A third phase, unannounced to the public on Thursday, could add a rolling mill to churn out finished steel products. And in an ironic twist, the company’s permit documents acknowledge that Louisiana’s site beat out a rival location near Mobile, Ala., the same area that won a nearly $4 billion ThyssenKrupp AG steel mill over the St. James site in 2007.
On top of a planned $3.22 billion investment that would produce 6 million tons of pig iron a year by 2012, the iffy third phase could run Nucor’s eventual investment — should it select Louisiana over a foreign location — to $4 billion. A finished steel mill completed last year in Columbus, Miss., and owned by Russian steelmaker Severstal cost nearly $900 million.
“In Phase III, Nucor may ultimately construct a basic oxygen furnace and rolling mill, completing an integrated steel-making operation,” the company writes in its Louisiana permit application. “Phase III will follow should the steel market justify its construction.”
In disclosing its intent to produce pig iron — a feedstock that the potential St. James mill would provide to about seven Nucor steel mini-mills in the Southeast — Nucor talked only about the first two phases that would create 925 direct jobs and nearly 5,000 support jobs in the area, based on a Loren C. Scott & Associates impact study.

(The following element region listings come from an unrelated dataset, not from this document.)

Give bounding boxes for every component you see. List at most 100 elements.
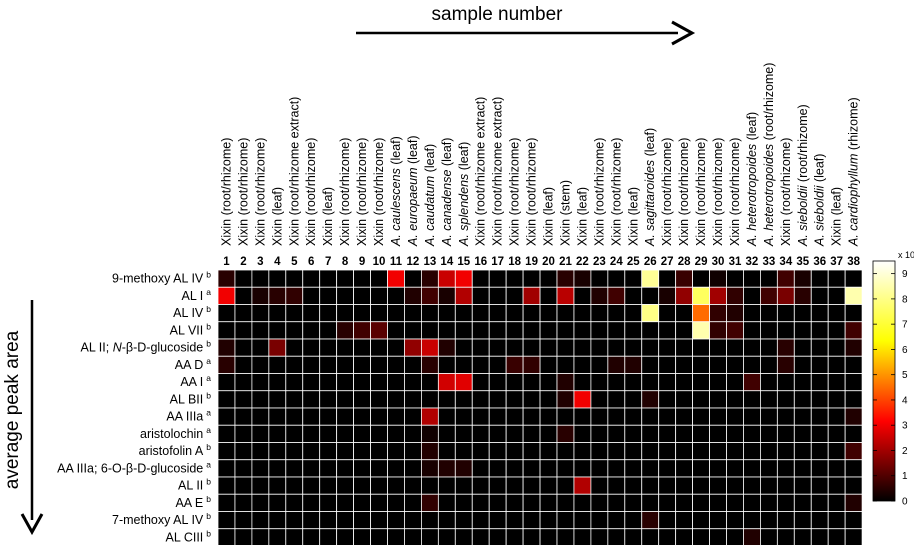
heatmap-cell	[420, 459, 439, 478]
heatmap-cell	[590, 286, 609, 305]
column-species: A. sieboldii	[813, 184, 827, 247]
heatmap-cell	[844, 424, 863, 443]
column-number: 32	[746, 256, 759, 268]
column-label: Xixin (leaf)	[321, 187, 335, 246]
column-label: Xixin (root/rhizome)	[677, 138, 691, 246]
heatmap-cell	[675, 528, 694, 545]
heatmap-cell	[793, 442, 812, 461]
heatmap-cell	[573, 511, 592, 530]
column-species: A. splendens	[457, 174, 471, 247]
heatmap-cell	[793, 338, 812, 357]
heatmap-cell	[709, 424, 727, 443]
column-label: A. cardiophyllum (rhizome)	[847, 97, 861, 247]
heatmap-cell	[726, 338, 744, 357]
column-number: 23	[593, 256, 606, 268]
heatmap-cell	[810, 373, 829, 392]
heatmap-cell	[302, 493, 321, 512]
heatmap-cell	[336, 321, 354, 340]
heatmap-cell	[471, 442, 490, 461]
heatmap-cell	[420, 424, 439, 443]
column-type: Xixin (leaf)	[321, 187, 335, 246]
heatmap-cell	[471, 355, 490, 374]
heatmap-cell	[776, 459, 795, 478]
heatmap-cell	[776, 407, 795, 426]
heatmap-cell	[234, 424, 253, 443]
heatmap-cell	[234, 493, 253, 512]
heatmap-cell	[607, 269, 626, 288]
colorbar-gradient	[872, 260, 896, 502]
heatmap-cell	[573, 355, 592, 374]
column-number: 27	[661, 256, 674, 268]
heatmap-cell	[454, 269, 473, 288]
heatmap-cell	[302, 338, 321, 357]
column-type: Xixin (leaf)	[542, 187, 556, 246]
heatmap-cell	[336, 269, 354, 288]
column-number: 4	[274, 256, 281, 268]
column-label: Xixin (root/rhizome)	[372, 138, 386, 246]
heatmap-cell	[251, 373, 270, 392]
heatmap-cell	[590, 304, 609, 323]
heatmap-cell	[760, 407, 778, 426]
heatmap-cell	[268, 476, 287, 495]
heatmap-cell	[709, 493, 727, 512]
column-number: 38	[847, 256, 860, 268]
heatmap-cell	[268, 528, 287, 545]
heatmap-cell	[590, 442, 609, 461]
heatmap-cell	[844, 355, 863, 374]
heatmap-cell	[709, 476, 727, 495]
heatmap-cell	[641, 407, 660, 426]
heatmap-cell	[658, 511, 677, 530]
heatmap-cell	[353, 476, 371, 495]
heatmap-cell	[590, 338, 609, 357]
column-type: (root/rhizome)	[796, 104, 810, 185]
column-label: Xixin (root/rhizome)	[609, 138, 623, 246]
heatmap-cell	[370, 459, 388, 478]
heatmap-cell	[505, 511, 524, 530]
heatmap-cell	[539, 373, 558, 392]
heatmap-cell	[268, 424, 287, 443]
heatmap-cell	[454, 373, 473, 392]
heatmap-cell	[810, 304, 829, 323]
heatmap-cell	[420, 511, 439, 530]
heatmap-cell	[505, 493, 524, 512]
heatmap-cell	[844, 476, 863, 495]
column-label: A. sagittaroides (leaf)	[643, 128, 657, 247]
y-axis-arrow	[20, 300, 44, 536]
heatmap-cell	[420, 407, 439, 426]
heatmap-cell	[522, 493, 541, 512]
heatmap-cell	[692, 286, 710, 305]
heatmap-cell	[336, 355, 354, 374]
column-number: 30	[712, 256, 725, 268]
heatmap-cell	[675, 321, 694, 340]
column-number: 18	[508, 256, 521, 268]
heatmap-cell	[370, 528, 388, 545]
column-label: Xixin (root/rhizome extract)	[474, 97, 488, 246]
heatmap-cell	[827, 338, 846, 357]
heatmap-cell	[268, 459, 287, 478]
heatmap-cell	[285, 373, 304, 392]
row-label: AL BII b	[170, 390, 212, 406]
heatmap-cell	[522, 407, 541, 426]
heatmap-cell	[607, 511, 626, 530]
heatmap-cell	[505, 459, 524, 478]
colorbar-tick-label: 6	[902, 345, 908, 356]
heatmap-cell	[743, 390, 761, 409]
colorbar-tick-label: 3	[902, 421, 908, 432]
column-number: 33	[762, 256, 775, 268]
heatmap-cell	[573, 407, 592, 426]
colorbar-tick-label: 4	[902, 395, 908, 406]
heatmap-cell	[827, 424, 846, 443]
column-type: Xixin (root/rhizome)	[711, 138, 725, 246]
heatmap-cell	[404, 338, 422, 357]
heatmap-cell	[624, 459, 643, 478]
heatmap-cell	[726, 407, 744, 426]
heatmap-cell	[505, 528, 524, 545]
heatmap-cell	[404, 390, 422, 409]
heatmap-cell	[810, 321, 829, 340]
heatmap-cell	[827, 286, 846, 305]
heatmap-cell	[641, 321, 660, 340]
heatmap-cell	[658, 355, 677, 374]
column-label: Xixin (root/rhizome extract)	[491, 97, 505, 246]
heatmap-cell	[726, 424, 744, 443]
heatmap-cell	[471, 304, 490, 323]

The state’s economic development secretary, Stephen Moret, referred to a potential third phase but declined to be more specific about the details of that part of the project. The first phase would be worth $2.1 billion and the second $1.12 billion.
“If we win the first phase, we will have an opportunity to potentially secure two more phases representing hundreds more jobs and billions more in capital investment,” Moret said. “The comprehensive incentive proposal we are finalizing will include a separate incentive package for each of the three phrases.”
A large land parcel is critical to the project, according to Nucor, which considered Norfolk, Va., and Theodore Industrial Park at Mobile, but could find no more than 200 acres in a single parcel at either location. The company also looked at Plaquemines Parish, but found a 400-acre site there too limited.
Maps of the St. James site show Nucor building a pair of Mississippi River docks linked to a railroad spur that would lead from the docks northeastward and intersect with the Canadian National rail line that crosses the 4,061-acre site.
The first and second phases would be built in the center of the site, away from the more residential end of the property along River Road and also away from wetlands north of La. 3125 on the top end of the site. The main entrance gate to the mill would be on La. 3125.
Nucor, or the state on its behalf, would buy three parcels, according to the permit: 2,933 acres owned by Entergy Corp., known as the Wilton site; 174 acres along the Mississippi River owned by the Port of South Louisiana; and 954 acres on the south side of the site owned by the Schexnayder family.
In 2007, Louisiana was prepared to buy a slightly smaller area — about 3,800 acres — for $49 million on behalf of ThyssenKrupp, according to state documents detailing that negotiation.
So far, officials from Nucor Corp., which is based in Charlotte, N.C., aren’t talking publicly about the project beyond a Thursday press release. But its air quality permit application shows a more ambitious construction timetable than is likely possible, a Louisiana Department of Environmental Quality official said Friday.